The Romans carried on with the New Year tradition, but moved the holiday to January – a tradition that early Christians carried on with, making it a time for “thinking about one’s past mistakes and resolving to do and be better in the future.”

For the last 50 or so years, however, New Year’s celebrations in the U.S. have been mostly secular, as have been the resolutions that issue from it. And it is perhaps the lack of divine wrath for failing to live up to one’s New Year’s promises that explains Americans’ frankly dismal track record for sticking with them. Though a little under half (45 percent) of Americans make at least one New Year’s resolution each year, only about 8-12 percent actually follow through on their goals for the entire year.

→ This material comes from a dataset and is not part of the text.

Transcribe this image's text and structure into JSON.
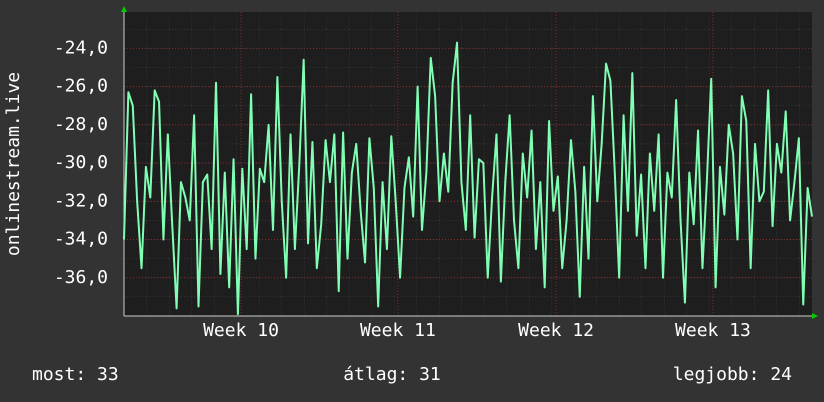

Why, with nearly 4,000 years of practice, are human beings so bad at this?

According to psychologists, most resolutions are made in more of a hoping or wishing mindset, not in the mindset of a human being making a serious plan. As a result, people tend to keep resolutions to themselves instead of announcing them as public plans – which makes it a lot easier to beg off said resolutions when it turns out they’re harder than anticipated.

“When you keep resolutions a secret, no one is going to check up on you. You’re only accountable to yourself,” said Joe Ferrari, professor of psychology at DePaul University in Chicago. He noted that sharing opens up public accountability, which helps people follow through.

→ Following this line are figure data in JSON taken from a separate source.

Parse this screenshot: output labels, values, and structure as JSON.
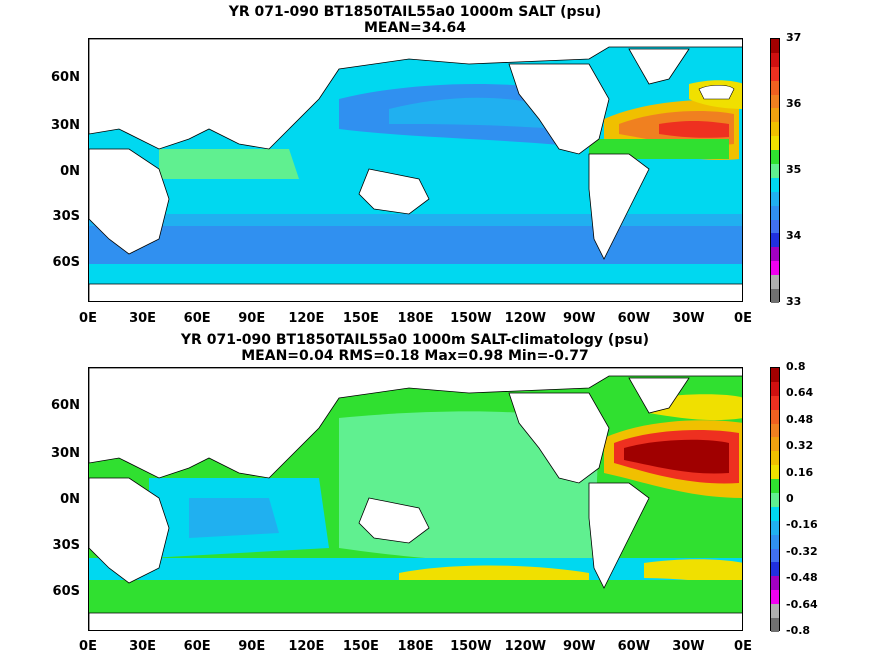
{
  "panel1": {
    "title": "YR 071-090 BT1850TAIL55a0 1000m SALT (psu)",
    "subtitle": "MEAN=34.64",
    "colorbar_labels": [
      "37",
      "36",
      "35",
      "34",
      "33"
    ],
    "colorbar_colors": [
      "#a00000",
      "#d01010",
      "#ee3020",
      "#f06020",
      "#f08020",
      "#f0a010",
      "#f0c000",
      "#f0e000",
      "#30e030",
      "#60f090",
      "#00d8f0",
      "#20b0f0",
      "#3090f0",
      "#4070f0",
      "#2030e0",
      "#a000c0",
      "#f000f0",
      "#b0b0b0",
      "#707070"
    ]
  },
  "panel2": {
    "title": "YR 071-090 BT1850TAIL55a0 1000m SALT-climatology (psu)",
    "subtitle": "MEAN=0.04   RMS=0.18   Max=0.98   Min=-0.77",
    "colorbar_labels": [
      "0.8",
      "0.64",
      "0.48",
      "0.32",
      "0.16",
      "0",
      "-0.16",
      "-0.32",
      "-0.48",
      "-0.64",
      "-0.8"
    ],
    "colorbar_colors": [
      "#a00000",
      "#d01010",
      "#ee3020",
      "#f06020",
      "#f08020",
      "#f0a010",
      "#f0c000",
      "#f0e000",
      "#30e030",
      "#60f090",
      "#00d8f0",
      "#20b0f0",
      "#3090f0",
      "#4070f0",
      "#2030e0",
      "#a000c0",
      "#f000f0",
      "#b0b0b0",
      "#707070"
    ]
  },
  "axes": {
    "lat_labels": [
      "60N",
      "30N",
      "0N",
      "30S",
      "60S"
    ],
    "lon_labels": [
      "0E",
      "30E",
      "60E",
      "90E",
      "120E",
      "150E",
      "180E",
      "150W",
      "120W",
      "90W",
      "60W",
      "30W",
      "0E"
    ]
  },
  "colors": {
    "ocean_main": "#30b0f0",
    "land": "#ffffff",
    "missing": "#30e030"
  }
}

Also critical, the experts note, is keeping resolutions reasonable and limited. Looking to lose 10 pounds by April is achievable if hard, but aiming to lose 60 pounds and learn to speak French in the same time period is both unhealthy and impossible.

“Don’t try and do everything,” Ferrari advised. “Take things on one at a time.”

And, as always at this time of the year, there is no shortage of expert sources helping consumers build their best and most doable resolution lists. The New York Times is preaching, in the name of keeping the list manageable this time around, that we all need to “downsize” our ambitions when it comes to setting goals and keep the bar “extremely low.”

That advice is echoed by Kate Morton, a registered dietitian and founder of Funk It Wellness, in an interview with InStyle.  Resolutions with misery built-in – like a painfully unpleasant exercise routine – are bound to fail. Resolutions, Morton noted, are only manageable for people who actually want to manage them, so make it easy and choose exercise and diets that have some appeal.

Because though we no longer believe the gods will punish us for failing to live up to our New Year’s promises, most of us will find ways to punish ourselves if the plan to become a yoga master in the first eight weeks of 2021 doesn’t quite pan out. And perhaps, just this year, it might be time to give ourselves a pass – after all, 2020 was punishment enough for everyone.